A juste quelques champs de la famille Swailem, une femme, Samara, est chez elle, allaitant un petit miracle. Samara qui vit dangereusement près du passage frontalier d’Erez, était enceinte de huit mois quand elle est tombée malade et ne pouvait plus respirer. Son mari a appelé une ambulance mais les infirmiers ont refusé de venir. Selon Samara, ils avaient peur que les soldats ne tirent sur eux car ils les avaient prévenu de ne pas s’approcher de la frontière après la tombée de la nuit. Les infirmiers ont dit qu’ils l’attendraient à 800 mètres de chez elle. La famille de Samara l’ont « empaquetée » dans un chariot trainé par un âne et l’ont lentement emmenée vers l’ambulance. « J’ai commencé à perdre du sang et avais perdu beaucoup de sang avant d’arriver à l’ambulance » raconte-elle. « J’allais très mal et étais inconsciente. Mais, Dieu merci, mon bébé a survécu et il va bien ». Son fils, Nahed, est aujourd’hui âgé de 2 semaines.
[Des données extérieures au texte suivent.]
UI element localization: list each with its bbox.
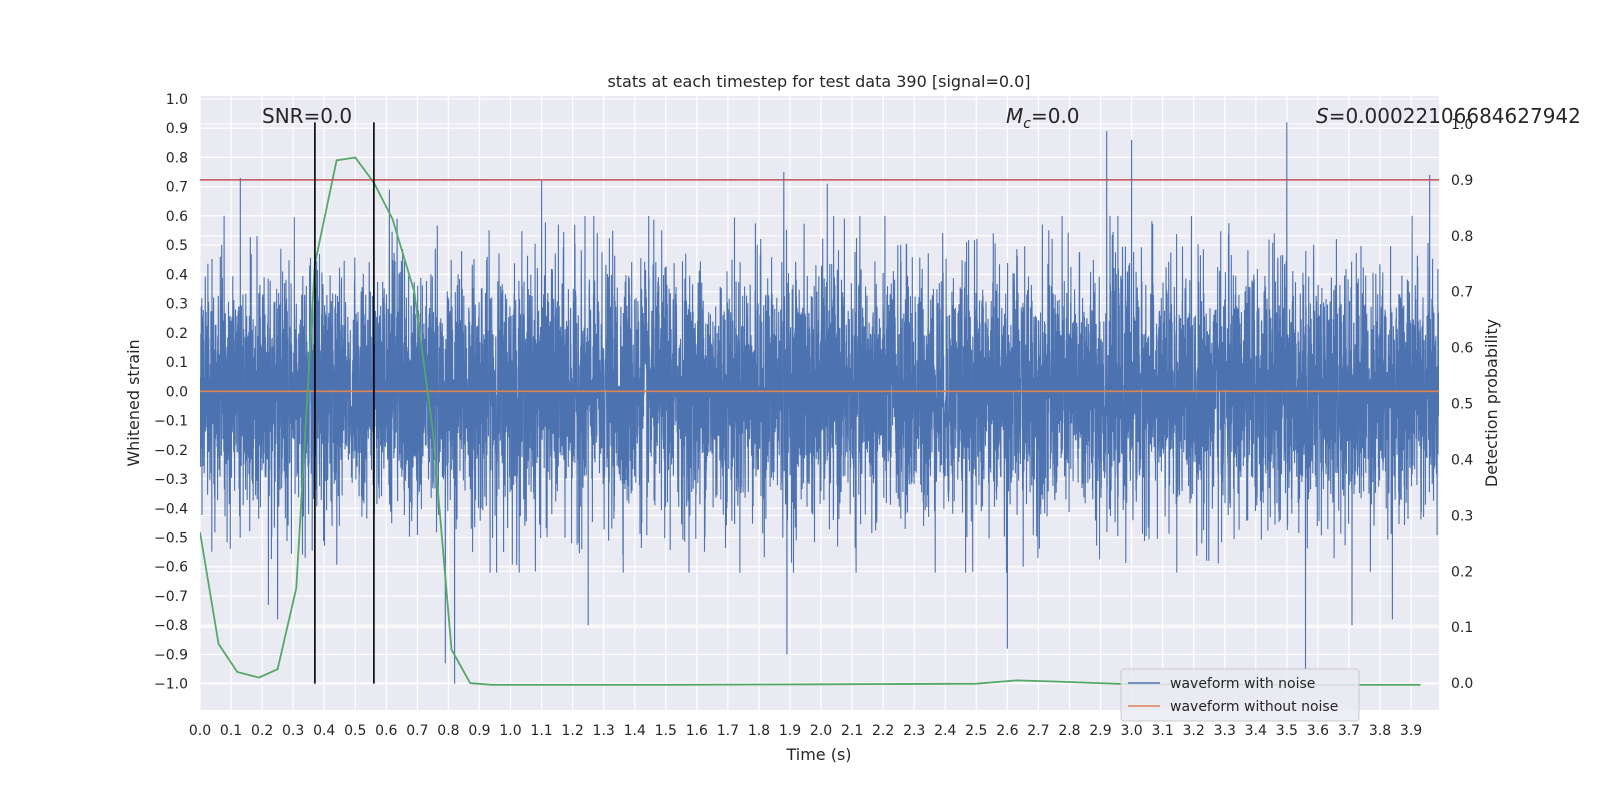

Les droits humains internationaux et la loi humanitaire stipulent que le personnel médical ne doit sous aucun prétexte subir des attaques militaires. Néanmoins, malgré leur statut protégé selon la loi internationale, le PCHR a enregistré de nombreuses attaques contre le personnel médical palestinien.
L’expérience de ces deux familles montre les dangers et les violations auxquels font face des douzaines de familles palestiniennes ainsi que les petites communautés vivant dans le nord de la Bande de Gaza.
Mais, malgré le fait de vivre dans un des endroits les plus dangereux de Gaza, Samara et sa famille, tout comme Jamal Swailem et sa famille, restent inflexibles : ils ne partiront pas. Le PCHR continue à enregistrer les violations de droits humains dans tous les territoires palestiniens occupés et demande que les droits fondamentaux de vivre en sécurité sur leur propre terre soient accordés aux civils.